Serengeti 2.0 s’inscrit dans une série d’actions coordonnées par Interpol sur le continent. En 2024, l’opération Jackal III avait mené à 300 arrestations, notamment de membres du groupe criminel transnational Black Axe.
En mars 2025, l’opération Safe Wheels avait permis de saisir plus de 75 véhicules volés en Afrique de l’Ouest. Quelques mois plus tôt, l’opération Red Card avait ciblé les fraudes bancaires et téléphoniques avec plus de 300 interpellations.
Ces coups de filet successifs démontrent l’ampleur du défi sécuritaire lié au numérique et la nécessité d’une coopération transfrontalière soutenue.

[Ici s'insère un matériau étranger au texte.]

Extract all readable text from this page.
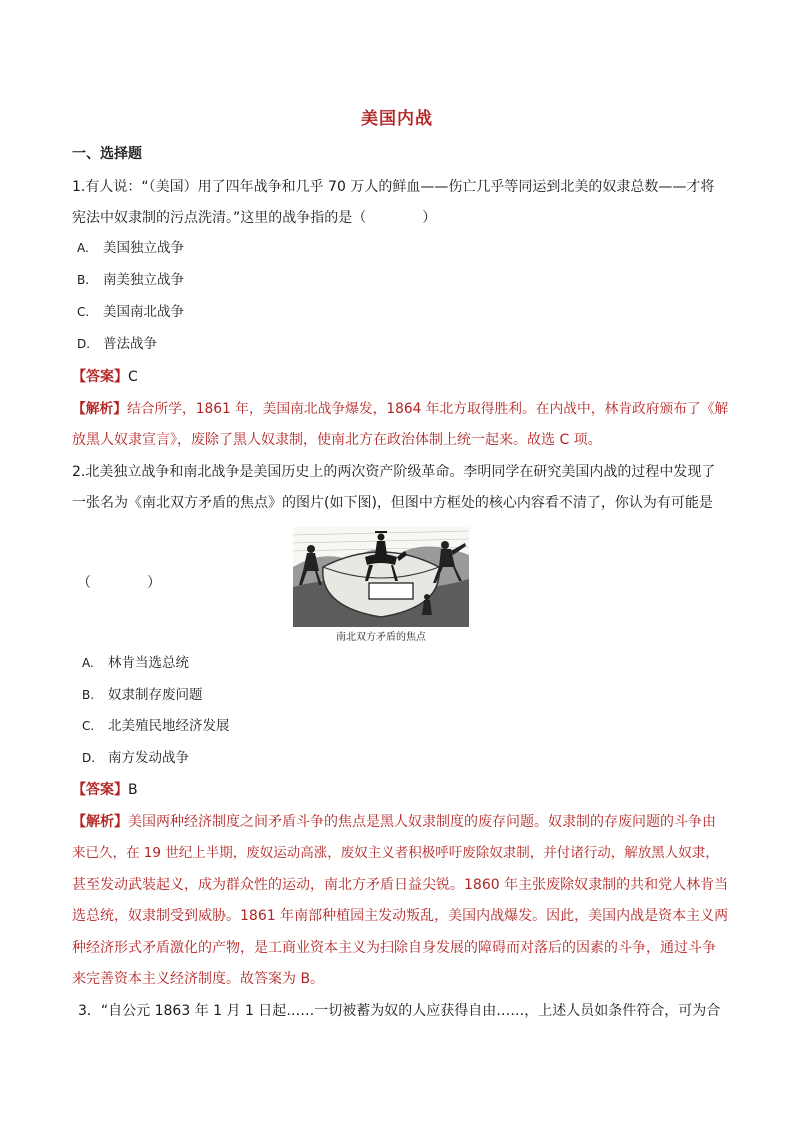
美国内战
一、选择题
1.有人说：“（美国）用了四年战争和几乎 70 万人的鲜血——伤亡几乎等同运到北美的奴隶总数——才将
宪法中奴隶制的污点洗清。”这里的战争指的是（　　　　）
A. 美国独立战争
B. 南美独立战争
C. 美国南北战争
D. 普法战争
【答案】C
【解析】结合所学，1861 年，美国南北战争爆发，1864 年北方取得胜利。在内战中，林肯政府颁布了《解
放黑人奴隶宣言》，废除了黑人奴隶制，使南北方在政治体制上统一起来。故选 C 项。
2.北美独立战争和南北战争是美国历史上的两次资产阶级革命。李明同学在研究美国内战的过程中发现了
一张名为《南北双方矛盾的焦点》的图片(如下图)，但图中方框处的核心内容看不清了，你认为有可能是
（　　　　）
南北双方矛盾的焦点
A. 林肯当选总统
B. 奴隶制存废问题
C. 北美殖民地经济发展
D. 南方发动战争
【答案】B
【解析】美国两种经济制度之间矛盾斗争的焦点是黑人奴隶制度的废存问题。奴隶制的存废问题的斗争由
来已久，在 19 世纪上半期，废奴运动高涨，废奴主义者积极呼吁废除奴隶制，并付诸行动，解放黑人奴隶，
甚至发动武装起义，成为群众性的运动，南北方矛盾日益尖锐。1860 年主张废除奴隶制的共和党人林肯当
选总统，奴隶制受到威胁。1861 年南部种植园主发动叛乱，美国内战爆发。因此，美国内战是资本主义两
种经济形式矛盾激化的产物，是工商业资本主义为扫除自身发展的障碍而对落后的因素的斗争，通过斗争
来完善资本主义经济制度。故答案为 B。
3．“自公元 1863 年 1 月 1 日起……一切被蓄为奴的人应获得自由……，上述人员如条件符合，可为合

« Chaque opération coordonnée par Interpol s’appuie sur la précédente, renforçant la coopération, augmentant le partage d’informations et développant les compétences d’enquête entre les pays membres », a déclaré Valdecy Urquiza, secrétaire général d’Interpol, cité par le communiqué. Il a aussi salué « un réseau mondial plus fort que jamais » suite à l’opération.
Malgré ces succès, l’ampleur du nombre d’interpellations montre que la cybercriminalité continue de prospérer en Afrique. Pour renforcer cette lutte, Interpol recommande dans son rapport de 2025 aux États africains d’harmoniser leurs lois avec les normes internationales, de développer des unités spécialisées et d’investir dans la sensibilisation des citoyens.